Au début des années 2000, l’argot évolue pour intégrer des mots d’origine anglaise, arabe, gitane, et le verlan s’affine, se modernise et s’inverse à nouveau parfois («feuk» pour «keuf»). Les termes entrés dans le dictionnaire sont désormais intégrés par la mémoire collective et il n’est pas rare d’entendre un chroniqueur de chaîne TNT nous donner du «chelou», «reunoi», «beur», «à donf», «keupon»…Bref, avec quelques années de retard, la télévision, dernier média encore coincé sous Giscard (un antique président de la République bizarrement encore en vie), utilise enfin ce dialecte qui fut créé pour ne pas être compris des masses, justement. C’est ce qu’on appelle la récupération. Un peu comme les Wampas aux Victoires de la Musique…
Mais sais-tu donc, jeune effronté de ta race, que ce système d’inversion des syllabes et de phonèmes (groupe de sons composant un mot) a servi les rebelles, l’armée et les poètes depuis un bail? Bah oui, en 1867, l’inversion des syllabes ou de lettres est proposé afin de coder les messages télégraphiques. Un bagnard appelé la Hyène datait son courrier par «Lontou, 1842» au lieu de Toulon. Les argots se répandent dans le milieu carcéral et de la pègre tout au long du dix-neuvième .
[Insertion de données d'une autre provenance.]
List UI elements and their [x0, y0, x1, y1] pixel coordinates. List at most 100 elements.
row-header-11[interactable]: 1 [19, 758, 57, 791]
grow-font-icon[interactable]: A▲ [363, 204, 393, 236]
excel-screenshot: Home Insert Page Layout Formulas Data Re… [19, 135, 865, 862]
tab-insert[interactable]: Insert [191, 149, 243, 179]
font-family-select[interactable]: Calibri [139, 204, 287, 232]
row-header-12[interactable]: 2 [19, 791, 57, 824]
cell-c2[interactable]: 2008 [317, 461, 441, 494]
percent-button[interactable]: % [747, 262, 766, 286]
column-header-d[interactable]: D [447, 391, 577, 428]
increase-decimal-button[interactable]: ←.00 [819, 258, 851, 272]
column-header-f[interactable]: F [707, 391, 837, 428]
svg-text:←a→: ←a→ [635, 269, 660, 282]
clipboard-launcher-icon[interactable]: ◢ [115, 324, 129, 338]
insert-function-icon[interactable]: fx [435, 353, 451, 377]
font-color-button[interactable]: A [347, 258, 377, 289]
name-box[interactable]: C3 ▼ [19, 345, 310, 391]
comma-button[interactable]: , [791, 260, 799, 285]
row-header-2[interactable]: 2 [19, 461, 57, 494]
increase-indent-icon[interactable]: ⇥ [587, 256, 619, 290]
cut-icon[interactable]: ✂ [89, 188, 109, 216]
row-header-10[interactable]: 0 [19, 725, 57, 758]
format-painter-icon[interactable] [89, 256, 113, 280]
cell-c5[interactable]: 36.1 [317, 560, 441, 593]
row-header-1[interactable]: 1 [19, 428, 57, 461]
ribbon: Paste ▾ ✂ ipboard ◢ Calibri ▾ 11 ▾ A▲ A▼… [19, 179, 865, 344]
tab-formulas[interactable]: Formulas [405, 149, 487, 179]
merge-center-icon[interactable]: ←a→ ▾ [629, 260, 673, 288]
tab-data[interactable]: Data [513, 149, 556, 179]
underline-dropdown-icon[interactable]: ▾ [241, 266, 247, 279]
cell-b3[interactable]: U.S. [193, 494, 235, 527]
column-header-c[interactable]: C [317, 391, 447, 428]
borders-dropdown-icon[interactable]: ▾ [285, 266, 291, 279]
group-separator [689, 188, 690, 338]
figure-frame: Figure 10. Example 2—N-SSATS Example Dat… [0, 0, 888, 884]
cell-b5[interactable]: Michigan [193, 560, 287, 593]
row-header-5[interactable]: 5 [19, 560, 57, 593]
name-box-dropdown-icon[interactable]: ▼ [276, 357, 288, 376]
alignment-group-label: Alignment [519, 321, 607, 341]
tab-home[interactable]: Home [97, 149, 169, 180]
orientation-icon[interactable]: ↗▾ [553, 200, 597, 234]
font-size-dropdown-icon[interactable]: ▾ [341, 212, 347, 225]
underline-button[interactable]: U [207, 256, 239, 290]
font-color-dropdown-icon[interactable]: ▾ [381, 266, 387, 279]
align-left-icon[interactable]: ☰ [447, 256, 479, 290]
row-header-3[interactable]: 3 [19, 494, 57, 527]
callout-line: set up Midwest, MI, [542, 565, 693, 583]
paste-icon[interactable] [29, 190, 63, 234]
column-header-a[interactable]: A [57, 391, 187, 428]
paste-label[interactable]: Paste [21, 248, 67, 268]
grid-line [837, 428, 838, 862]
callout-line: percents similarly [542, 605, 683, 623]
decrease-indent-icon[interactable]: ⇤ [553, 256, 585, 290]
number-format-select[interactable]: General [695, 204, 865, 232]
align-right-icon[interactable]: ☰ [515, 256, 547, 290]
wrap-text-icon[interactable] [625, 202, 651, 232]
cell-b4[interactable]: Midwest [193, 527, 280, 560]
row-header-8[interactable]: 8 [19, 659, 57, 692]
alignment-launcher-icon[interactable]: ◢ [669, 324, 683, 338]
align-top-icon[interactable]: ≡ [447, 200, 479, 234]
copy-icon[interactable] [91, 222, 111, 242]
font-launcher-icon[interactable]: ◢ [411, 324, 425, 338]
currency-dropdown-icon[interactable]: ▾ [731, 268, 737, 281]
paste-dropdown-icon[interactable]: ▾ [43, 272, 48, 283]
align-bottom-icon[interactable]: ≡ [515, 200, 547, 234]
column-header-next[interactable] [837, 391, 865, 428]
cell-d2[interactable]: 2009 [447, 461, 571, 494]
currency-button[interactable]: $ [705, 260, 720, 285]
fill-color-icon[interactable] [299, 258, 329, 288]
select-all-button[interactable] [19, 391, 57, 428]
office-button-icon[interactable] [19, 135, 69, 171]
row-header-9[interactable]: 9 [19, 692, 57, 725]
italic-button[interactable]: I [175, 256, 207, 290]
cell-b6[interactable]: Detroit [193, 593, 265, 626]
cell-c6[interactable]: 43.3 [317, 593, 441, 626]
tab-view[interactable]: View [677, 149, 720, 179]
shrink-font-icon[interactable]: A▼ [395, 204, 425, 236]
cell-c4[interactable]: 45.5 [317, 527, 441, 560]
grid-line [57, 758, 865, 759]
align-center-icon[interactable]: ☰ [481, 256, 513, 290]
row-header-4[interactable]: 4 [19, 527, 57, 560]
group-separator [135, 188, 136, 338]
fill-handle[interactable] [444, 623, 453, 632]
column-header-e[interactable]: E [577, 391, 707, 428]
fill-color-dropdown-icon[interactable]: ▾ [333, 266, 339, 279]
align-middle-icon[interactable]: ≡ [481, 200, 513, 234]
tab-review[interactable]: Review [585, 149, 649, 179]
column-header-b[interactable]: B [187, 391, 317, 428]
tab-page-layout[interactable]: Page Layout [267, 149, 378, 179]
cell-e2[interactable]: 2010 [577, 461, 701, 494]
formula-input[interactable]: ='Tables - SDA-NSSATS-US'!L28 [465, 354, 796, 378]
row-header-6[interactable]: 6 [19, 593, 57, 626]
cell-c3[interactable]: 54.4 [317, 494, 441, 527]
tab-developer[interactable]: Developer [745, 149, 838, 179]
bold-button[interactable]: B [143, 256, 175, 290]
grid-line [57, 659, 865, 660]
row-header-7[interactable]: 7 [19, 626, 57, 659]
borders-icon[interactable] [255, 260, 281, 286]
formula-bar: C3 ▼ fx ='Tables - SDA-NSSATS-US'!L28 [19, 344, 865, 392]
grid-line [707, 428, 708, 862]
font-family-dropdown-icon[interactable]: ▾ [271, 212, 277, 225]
Mieux encore, Louis XV fut appelé «Séquinzouil» vers 1760, la famille des Bourbons est codée «Bonbour» à la fin du seizième siècle avant de devenir une dynastie…et même François Villon, dans Le Petit Testament, nous pète un «tabar», anagramme du mot «rabat» qui désigne un manteau…en 1456 ! Si c’est pas chanmé, tout ça! Villon et le rap, tout est lié !
Alors quand un vieux con te traite de couillon barbare quand tu dis que ta «meuf est relou parce qu’elle te laisse en iench pour tracer en teuf avec des keupons», n’hésite pas à lui rétorquer: «Très cher aïeul, il s’en serait fallu de peu que vous mourussiez idiot, à ne point savoir que le Verlan est issu de la plus haute lignée des poètes et faiseurs de rêves. Laissez-moi donc vaquer à ma passion verbale et veuillez sur-le-champ aller vous faire cuire le cul, ignoble bâtard.» Il sera ravi d’apprendre que la jeunesse n’a rien perdu des valeurs de notre société.